Dürfen wir daraus ableiten, dass eine Unternehmenskultur, die das Gemeinsame betont, Teamziele in den Vordergrund stellt, die Arbeit so gestaltet, dass sich die Mitarbeiter mit den Aufgaben wohlfühlen, echtes "Gesundheitsmanagement" betreibt? Und wer auf interne Konkurrenz setzt, die Unterschiede fördert und entsprechende "Anreizsysteme" installiert, das Gegenteil bewirkt? Ich bin davon überzeugt.

Rezension zum Thema:
Gesünder in der Gruppe, Harvard Business Manager 8/2012

1 Kommentar:

Christoph Schlachte hat gesagt…

Prima Beitrag. Auch die Vertrauensforschung kommt zu ähnlichen Ergebnissen. Warum wird es nicht mehr berücksichtigt?

Ich glaube die "gegenwärtige" Führungskultur ist in vielen Unternehmen noch sehr auf die "Macherkultur" ausgelegt.

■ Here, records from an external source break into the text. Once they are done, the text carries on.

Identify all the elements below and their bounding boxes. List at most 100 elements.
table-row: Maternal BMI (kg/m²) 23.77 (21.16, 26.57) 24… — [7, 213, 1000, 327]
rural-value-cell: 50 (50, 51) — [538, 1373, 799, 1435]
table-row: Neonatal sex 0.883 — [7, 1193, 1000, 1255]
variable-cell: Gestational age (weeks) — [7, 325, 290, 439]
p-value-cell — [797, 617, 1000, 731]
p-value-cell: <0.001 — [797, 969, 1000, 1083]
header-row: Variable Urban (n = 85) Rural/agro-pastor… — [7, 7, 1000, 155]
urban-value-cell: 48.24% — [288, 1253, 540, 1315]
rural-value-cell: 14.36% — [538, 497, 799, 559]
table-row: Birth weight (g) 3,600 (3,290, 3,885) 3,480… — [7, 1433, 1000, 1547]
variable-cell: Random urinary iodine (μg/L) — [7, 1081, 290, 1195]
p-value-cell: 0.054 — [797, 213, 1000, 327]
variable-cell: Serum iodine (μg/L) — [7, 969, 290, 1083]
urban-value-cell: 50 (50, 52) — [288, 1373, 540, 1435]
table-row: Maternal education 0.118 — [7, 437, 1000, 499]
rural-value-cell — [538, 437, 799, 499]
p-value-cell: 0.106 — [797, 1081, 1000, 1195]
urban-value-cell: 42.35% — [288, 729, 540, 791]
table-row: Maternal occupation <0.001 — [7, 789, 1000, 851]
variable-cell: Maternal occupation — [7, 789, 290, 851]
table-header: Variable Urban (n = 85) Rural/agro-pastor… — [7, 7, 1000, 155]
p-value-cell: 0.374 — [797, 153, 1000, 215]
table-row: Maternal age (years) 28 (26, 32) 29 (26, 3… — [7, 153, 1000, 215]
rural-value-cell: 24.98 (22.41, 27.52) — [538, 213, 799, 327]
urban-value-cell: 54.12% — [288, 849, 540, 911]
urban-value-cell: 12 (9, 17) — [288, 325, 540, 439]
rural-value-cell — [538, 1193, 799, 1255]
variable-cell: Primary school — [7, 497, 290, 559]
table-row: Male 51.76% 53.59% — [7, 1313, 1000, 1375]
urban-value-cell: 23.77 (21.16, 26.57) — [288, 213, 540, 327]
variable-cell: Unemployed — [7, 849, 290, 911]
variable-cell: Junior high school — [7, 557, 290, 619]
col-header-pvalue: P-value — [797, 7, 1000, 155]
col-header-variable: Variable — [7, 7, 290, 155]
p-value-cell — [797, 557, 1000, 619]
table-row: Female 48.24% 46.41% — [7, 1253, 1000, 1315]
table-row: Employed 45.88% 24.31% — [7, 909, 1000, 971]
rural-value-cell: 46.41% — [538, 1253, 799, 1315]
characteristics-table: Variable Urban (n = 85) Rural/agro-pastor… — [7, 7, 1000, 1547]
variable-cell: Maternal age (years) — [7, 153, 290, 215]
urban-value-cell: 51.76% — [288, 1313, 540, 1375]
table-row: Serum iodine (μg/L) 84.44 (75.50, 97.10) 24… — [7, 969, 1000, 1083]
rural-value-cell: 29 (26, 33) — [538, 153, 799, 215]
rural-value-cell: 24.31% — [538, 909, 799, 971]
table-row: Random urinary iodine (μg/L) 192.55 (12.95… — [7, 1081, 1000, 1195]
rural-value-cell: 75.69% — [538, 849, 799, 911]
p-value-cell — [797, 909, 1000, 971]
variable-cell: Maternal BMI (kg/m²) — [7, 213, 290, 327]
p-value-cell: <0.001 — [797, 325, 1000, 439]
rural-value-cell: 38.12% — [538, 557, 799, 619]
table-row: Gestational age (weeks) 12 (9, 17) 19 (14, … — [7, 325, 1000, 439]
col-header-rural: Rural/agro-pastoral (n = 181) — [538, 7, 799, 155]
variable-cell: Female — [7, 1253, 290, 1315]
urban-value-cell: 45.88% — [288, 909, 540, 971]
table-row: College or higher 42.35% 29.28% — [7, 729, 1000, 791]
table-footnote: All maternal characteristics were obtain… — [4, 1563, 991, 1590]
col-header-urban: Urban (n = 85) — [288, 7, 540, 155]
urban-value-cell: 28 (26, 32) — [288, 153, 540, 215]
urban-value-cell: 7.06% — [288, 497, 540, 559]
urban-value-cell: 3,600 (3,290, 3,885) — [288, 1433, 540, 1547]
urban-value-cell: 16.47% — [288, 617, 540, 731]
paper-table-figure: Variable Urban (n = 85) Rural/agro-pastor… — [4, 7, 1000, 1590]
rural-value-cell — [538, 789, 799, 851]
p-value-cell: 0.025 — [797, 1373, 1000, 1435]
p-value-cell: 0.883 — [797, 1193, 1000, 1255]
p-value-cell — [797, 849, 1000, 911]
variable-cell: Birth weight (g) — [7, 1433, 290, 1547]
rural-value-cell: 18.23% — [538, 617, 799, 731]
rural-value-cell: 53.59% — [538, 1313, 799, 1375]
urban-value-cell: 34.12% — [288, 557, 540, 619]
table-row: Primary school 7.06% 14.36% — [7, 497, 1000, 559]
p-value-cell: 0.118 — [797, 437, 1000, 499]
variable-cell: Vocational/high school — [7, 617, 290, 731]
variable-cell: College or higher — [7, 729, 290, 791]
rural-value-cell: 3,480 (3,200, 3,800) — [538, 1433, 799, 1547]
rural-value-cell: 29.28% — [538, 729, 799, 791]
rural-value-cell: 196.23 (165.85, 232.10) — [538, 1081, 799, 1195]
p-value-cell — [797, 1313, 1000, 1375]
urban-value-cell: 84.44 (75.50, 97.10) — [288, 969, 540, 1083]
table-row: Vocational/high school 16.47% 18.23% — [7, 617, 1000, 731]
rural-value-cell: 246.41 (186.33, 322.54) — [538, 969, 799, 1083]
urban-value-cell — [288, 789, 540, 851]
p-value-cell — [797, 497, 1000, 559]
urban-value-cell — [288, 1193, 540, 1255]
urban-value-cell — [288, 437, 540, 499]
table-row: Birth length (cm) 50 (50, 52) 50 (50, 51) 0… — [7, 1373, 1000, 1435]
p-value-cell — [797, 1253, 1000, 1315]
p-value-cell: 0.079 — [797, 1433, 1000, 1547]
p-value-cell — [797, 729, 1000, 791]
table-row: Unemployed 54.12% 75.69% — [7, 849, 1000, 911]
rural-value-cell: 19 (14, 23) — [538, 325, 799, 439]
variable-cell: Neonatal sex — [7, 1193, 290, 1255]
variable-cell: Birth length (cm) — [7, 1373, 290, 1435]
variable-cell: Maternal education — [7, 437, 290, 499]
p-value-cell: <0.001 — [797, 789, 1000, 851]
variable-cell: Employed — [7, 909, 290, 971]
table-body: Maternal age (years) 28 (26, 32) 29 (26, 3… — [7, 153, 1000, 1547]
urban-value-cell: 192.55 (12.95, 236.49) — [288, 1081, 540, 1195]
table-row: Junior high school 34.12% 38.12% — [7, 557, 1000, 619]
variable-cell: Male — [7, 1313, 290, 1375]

Gemeinsame Ziele und die Art wie Aufgaben angegangen werden, ist dann ok, wenn es auch die Meinung des "Chefs" trifft. Das ist "Sonntagswetter" und einfach.

Was ist los, wenn es Druck und Stress gibt?

Die große Frage ist, kann ich als Führungskraft loslassen und meinen Mitarbeitern vertrauen. Wie kann ich mich dann als Führungskraft definieren? Was wären dann meine Aufgaben?

Doch ohne Gestaltungsraum und Dialog im Unternehmen nutze ich die Fähigkeiten meiner Mitarbeiter viel zu wenig. Das hat dann auch Folgen für das Engagement und Qualität. Und bietet damit auch einen "guten" Grund weiter in der alten Art zu führen.

Zum anderen muss ich als Führungskraft überall dabei sein. Das kostet Kraft.

Das Thema bietet Potential und der Artikel kann ein guter Ausgangspunkt sein, das im eigenen Unternehmen zu reflektieren und möglicherweise zu ändern.